Updated on 2022-12-14 GMT+08:00

Setting the Task Priority

Scenario

The resource contention scenarios of a cluster are as follows:

  1. Submit two jobs (Job 1 and Job 2) with lower priorities.
  2. Some tasks of running Job 1 and Job 2 are in the running state. However, some tasks are pending due to resource deficiency because the capacity of cluster or queue resources is limited.
  3. Submit a job (Job 3) with a higher priority.
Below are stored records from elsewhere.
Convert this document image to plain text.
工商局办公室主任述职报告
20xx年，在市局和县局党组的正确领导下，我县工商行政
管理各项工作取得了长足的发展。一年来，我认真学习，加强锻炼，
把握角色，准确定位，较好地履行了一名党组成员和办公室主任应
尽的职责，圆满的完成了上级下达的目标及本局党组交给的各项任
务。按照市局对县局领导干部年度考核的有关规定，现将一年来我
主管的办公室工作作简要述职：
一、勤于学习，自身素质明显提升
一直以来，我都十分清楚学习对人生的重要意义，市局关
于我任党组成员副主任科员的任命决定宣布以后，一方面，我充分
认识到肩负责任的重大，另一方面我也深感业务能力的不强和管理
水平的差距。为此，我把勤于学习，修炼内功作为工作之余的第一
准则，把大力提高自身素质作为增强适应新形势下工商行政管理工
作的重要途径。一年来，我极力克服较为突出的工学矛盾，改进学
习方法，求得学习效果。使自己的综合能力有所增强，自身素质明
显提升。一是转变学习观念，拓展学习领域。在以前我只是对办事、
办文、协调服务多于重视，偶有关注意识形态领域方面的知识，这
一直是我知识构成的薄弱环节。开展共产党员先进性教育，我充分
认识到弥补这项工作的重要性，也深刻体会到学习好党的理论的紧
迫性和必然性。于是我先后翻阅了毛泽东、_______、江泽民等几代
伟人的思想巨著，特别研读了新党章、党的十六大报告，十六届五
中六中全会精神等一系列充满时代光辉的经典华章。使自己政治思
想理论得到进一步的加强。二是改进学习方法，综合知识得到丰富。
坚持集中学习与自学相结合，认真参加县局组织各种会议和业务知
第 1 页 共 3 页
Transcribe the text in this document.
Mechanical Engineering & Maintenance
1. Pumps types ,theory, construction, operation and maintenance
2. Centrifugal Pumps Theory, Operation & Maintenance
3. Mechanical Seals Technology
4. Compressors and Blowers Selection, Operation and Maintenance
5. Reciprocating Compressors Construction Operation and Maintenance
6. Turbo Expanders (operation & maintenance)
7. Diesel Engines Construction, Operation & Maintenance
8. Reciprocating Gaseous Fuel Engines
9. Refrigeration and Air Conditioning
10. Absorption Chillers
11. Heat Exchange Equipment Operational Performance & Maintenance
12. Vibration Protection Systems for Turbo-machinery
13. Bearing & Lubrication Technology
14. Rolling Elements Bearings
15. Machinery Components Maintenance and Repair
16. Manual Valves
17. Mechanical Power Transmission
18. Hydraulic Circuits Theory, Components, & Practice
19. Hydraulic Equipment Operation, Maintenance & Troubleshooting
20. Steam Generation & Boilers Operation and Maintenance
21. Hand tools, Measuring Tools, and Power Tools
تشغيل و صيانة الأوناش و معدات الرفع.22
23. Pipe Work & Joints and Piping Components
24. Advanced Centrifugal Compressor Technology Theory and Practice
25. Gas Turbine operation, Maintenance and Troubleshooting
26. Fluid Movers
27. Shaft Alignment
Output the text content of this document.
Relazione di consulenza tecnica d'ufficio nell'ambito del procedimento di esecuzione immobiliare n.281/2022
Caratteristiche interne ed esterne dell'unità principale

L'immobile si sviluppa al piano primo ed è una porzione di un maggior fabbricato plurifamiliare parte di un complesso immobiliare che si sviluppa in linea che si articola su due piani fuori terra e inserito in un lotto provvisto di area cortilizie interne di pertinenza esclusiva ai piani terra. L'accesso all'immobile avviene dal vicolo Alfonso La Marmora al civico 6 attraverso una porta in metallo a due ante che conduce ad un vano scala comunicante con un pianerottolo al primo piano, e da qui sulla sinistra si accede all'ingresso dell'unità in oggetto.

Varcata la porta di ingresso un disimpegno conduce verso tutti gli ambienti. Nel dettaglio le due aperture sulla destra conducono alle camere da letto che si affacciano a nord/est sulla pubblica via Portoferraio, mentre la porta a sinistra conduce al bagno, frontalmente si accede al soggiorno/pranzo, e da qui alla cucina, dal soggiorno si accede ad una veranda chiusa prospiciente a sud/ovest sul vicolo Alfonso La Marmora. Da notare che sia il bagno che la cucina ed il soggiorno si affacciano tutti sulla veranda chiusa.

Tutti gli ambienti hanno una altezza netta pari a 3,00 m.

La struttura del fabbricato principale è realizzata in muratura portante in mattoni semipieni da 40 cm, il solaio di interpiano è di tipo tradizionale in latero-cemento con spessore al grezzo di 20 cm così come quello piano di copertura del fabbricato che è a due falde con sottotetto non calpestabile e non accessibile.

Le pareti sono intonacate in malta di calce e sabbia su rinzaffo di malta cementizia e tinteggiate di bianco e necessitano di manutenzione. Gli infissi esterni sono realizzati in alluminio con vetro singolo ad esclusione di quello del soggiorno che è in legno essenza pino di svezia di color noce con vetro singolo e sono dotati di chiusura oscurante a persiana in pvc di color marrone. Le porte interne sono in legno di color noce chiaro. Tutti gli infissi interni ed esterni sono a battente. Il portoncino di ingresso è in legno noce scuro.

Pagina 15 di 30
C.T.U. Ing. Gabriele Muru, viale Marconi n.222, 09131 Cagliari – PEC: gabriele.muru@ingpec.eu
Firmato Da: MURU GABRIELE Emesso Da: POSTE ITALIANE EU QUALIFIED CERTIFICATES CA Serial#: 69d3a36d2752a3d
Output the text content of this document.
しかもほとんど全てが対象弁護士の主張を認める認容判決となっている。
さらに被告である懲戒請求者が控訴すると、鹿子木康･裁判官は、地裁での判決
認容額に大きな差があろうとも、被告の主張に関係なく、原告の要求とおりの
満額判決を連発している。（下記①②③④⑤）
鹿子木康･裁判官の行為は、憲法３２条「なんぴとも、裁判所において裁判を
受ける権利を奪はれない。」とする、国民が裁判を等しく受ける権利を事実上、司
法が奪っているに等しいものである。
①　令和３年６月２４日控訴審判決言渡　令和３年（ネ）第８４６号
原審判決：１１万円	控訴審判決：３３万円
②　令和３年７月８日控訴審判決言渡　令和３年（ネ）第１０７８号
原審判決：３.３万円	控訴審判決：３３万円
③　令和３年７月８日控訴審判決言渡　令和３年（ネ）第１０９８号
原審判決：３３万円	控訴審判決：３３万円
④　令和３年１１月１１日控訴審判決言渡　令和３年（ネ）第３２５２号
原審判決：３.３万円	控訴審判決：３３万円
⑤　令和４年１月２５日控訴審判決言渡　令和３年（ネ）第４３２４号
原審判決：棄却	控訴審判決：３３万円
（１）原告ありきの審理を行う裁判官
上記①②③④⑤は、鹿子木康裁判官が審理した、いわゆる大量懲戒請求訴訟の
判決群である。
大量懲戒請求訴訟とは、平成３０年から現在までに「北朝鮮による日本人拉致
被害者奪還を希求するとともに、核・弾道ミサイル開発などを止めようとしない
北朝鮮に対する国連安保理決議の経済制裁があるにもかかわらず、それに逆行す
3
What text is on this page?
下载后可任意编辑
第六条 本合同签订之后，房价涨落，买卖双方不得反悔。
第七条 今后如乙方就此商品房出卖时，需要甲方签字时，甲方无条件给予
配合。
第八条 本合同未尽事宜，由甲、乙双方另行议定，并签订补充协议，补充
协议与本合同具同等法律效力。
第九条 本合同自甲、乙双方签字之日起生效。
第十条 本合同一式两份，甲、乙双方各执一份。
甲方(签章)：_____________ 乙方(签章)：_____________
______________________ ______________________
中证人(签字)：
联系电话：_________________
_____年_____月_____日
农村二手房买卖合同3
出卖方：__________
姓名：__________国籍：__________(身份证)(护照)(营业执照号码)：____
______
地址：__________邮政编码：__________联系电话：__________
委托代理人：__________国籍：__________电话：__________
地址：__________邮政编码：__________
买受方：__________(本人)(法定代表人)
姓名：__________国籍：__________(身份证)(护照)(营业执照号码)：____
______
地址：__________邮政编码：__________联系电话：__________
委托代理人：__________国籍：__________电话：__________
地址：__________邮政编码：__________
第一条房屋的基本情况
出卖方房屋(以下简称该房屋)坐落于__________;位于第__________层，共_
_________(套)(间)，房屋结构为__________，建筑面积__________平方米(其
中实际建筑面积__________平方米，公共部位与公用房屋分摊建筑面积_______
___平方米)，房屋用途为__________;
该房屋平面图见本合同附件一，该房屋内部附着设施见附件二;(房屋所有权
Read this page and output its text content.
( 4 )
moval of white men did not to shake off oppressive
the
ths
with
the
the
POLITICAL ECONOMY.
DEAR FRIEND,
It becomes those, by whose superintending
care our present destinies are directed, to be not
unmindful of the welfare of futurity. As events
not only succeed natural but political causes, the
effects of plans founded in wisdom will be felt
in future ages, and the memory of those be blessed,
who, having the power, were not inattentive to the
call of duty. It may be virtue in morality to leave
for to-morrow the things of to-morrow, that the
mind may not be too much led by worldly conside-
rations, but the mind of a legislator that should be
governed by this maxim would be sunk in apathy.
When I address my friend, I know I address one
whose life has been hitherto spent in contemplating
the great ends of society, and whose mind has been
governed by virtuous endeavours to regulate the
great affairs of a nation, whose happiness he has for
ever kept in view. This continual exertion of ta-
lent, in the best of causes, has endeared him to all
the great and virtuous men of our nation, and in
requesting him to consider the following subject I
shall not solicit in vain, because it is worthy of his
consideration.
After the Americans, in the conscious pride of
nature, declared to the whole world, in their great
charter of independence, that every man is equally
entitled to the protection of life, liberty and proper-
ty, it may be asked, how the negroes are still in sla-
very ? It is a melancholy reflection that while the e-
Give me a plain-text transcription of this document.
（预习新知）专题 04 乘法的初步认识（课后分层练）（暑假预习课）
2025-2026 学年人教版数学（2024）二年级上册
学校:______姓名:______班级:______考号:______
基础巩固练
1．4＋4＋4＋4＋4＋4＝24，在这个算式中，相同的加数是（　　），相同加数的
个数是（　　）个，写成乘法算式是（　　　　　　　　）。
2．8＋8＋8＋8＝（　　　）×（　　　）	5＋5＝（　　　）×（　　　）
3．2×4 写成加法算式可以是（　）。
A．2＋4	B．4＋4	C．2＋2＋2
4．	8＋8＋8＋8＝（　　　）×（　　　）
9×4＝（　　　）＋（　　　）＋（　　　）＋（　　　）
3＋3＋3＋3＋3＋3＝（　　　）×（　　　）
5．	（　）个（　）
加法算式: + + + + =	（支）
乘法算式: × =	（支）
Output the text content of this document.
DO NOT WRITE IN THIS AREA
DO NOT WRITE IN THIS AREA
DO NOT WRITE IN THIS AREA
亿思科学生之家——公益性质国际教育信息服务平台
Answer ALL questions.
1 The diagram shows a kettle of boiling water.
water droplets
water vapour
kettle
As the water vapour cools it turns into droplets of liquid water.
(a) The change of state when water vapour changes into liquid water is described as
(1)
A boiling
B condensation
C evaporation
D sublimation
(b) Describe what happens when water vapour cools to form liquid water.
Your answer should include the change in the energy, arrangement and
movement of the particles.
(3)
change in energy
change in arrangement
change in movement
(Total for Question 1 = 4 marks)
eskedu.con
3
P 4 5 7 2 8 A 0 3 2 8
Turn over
In this case, after the running tasks of Job 1 and Job 2 are complete, their resources will be released and then allocated to the pending tasks of Job 3.
  4. After Job 3 is complete, its resources will be released and then allocated to Job 1 and Job 2.

Users can use capacity scheduler of ResourceManager to set the task priority in Yarn because the task priority is implemented by the scheduler of ResourceManager.

Procedure

Set the mapreduce.job.priority parameter and use CLI or API to set the task priority.

  • Through the CLI

    When submitting tasks, add the -Dmapreduce.job.priority=<priority> parameter.

    <priority> can be set to any of the following values:

    • VERY_HIGH
    • HIGH
    • NORMAL
    • LOW
    • VERY_LOW
  • Through the API

    You can also set the task priority through the API.

    Set Configuration.set("mapreduce.job.priority", <priority>) or Job.setPriority(JobPriority priority).